Start by asking rather than telling. A client who has worked out for themselves why a particular approach makes sense is much more likely to follow through than one who has been instructed to do it. Questions like “what do you think is happening when he does that?” or “what would make this easier to do consistently?” tend to produce more engagement than a lecture on operant conditioning.
Keep recommendations achievable. A five-step management plan is harder to implement than one clear priority. For clients who are struggling, identify the single most important change and focus there first. Add complexity once they’ve built some confidence and momentum.
Build in accountability without making it feel like surveillance. A follow-up message between sessions, a simple log they can keep, or a check-in question at the start of the next session all help without being heavy-handed.
Acknowledge difficulty. Behaviour change is hard. Clients who feel judged for struggling are less likely to be honest with you about what’s not working, which makes your job harder. Creating space for them to say “I didn’t manage it this week” without consequence keeps the communication open.

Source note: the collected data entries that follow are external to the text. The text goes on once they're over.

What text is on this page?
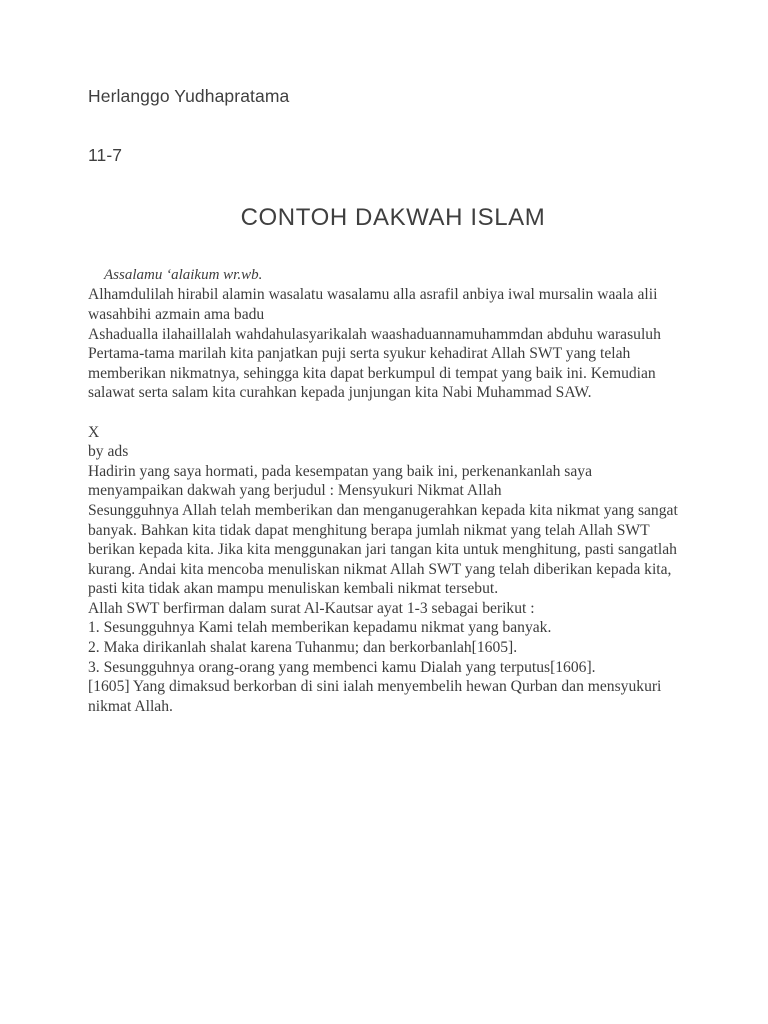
Herlanggo Yudhapratama
11-7
CONTOH DAKWAH ISLAM

Assalamu ‘alaikum wr.wb.

Alhamdulilah hirabil alamin wasalatu wasalamu alla asrafil anbiya iwal mursalin waala alii wasahbihi azmain ama badu

Ashadualla ilahaillalah wahdahulasyarikalah waashaduannamuhammdan abduhu warasuluh

Pertama-tama marilah kita panjatkan puji serta syukur kehadirat Allah SWT yang telah memberikan nikmatnya, sehingga kita dapat berkumpul di tempat yang baik ini. Kemudian salawat serta salam kita curahkan kepada junjungan kita Nabi Muhammad SAW.

X
by ads

Hadirin yang saya hormati, pada kesempatan yang baik ini, perkenankanlah saya menyampaikan dakwah yang berjudul : Mensyukuri Nikmat Allah

Sesungguhnya Allah telah memberikan dan menganugerahkan kepada kita nikmat yang sangat banyak. Bahkan kita tidak dapat menghitung berapa jumlah nikmat yang telah Allah SWT berikan kepada kita. Jika kita menggunakan jari tangan kita untuk menghitung, pasti sangatlah kurang. Andai kita mencoba menuliskan nikmat Allah SWT yang telah diberikan kepada kita, pasti kita tidak akan mampu menuliskan kembali nikmat tersebut.

Allah SWT berfirman dalam surat Al-Kautsar ayat 1-3 sebagai berikut :

1. Sesungguhnya Kami telah memberikan kepadamu nikmat yang banyak.

2. Maka dirikanlah shalat karena Tuhanmu; dan berkorbanlah[1605].

3. Sesungguhnya orang-orang yang membenci kamu Dialah yang terputus[1606].

[1605] Yang dimaksud berkorban di sini ialah menyembelih hewan Qurban dan mensyukuri nikmat Allah.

If you’re starting out in the field
If you’re new to dog training or working towards a qualification, you’ll spend a lot of time learning about dogs. That’s right and necessary. But start paying attention to people too. Watch how experienced trainers handle difficult conversations with clients. Notice what makes someone receptive and what makes them defensive. Think about how you communicate, not just what you communicate.
The technical knowledge is learnable. So is this. But it takes deliberate practice, and it tends to get less attention in training programmes than it deserves.
If you’re established in the sector
If you’ve been doing this for a while, you probably already know that the sessions which go wrong are rarely about the dog. Reflecting on your own practice around client communication, whether you’re adapting your approach to different people, and whether you’re measuring success partly by client confidence as well as dog behaviour, is worth doing periodically.
It’s also worth knowing that 22% of UK dog owners reported using aversive training methods in the PDSA’s 2024 PAW Report. Some of those owners will come to you having already tried things that didn’t work and having been given advice they couldn’t follow. Meeting them where they are, rather than where you’d like them to be, makes the whole process more likely to succeed.
The dog is the client. But the owner is the one who has to do the work. Helping them do it well is the job.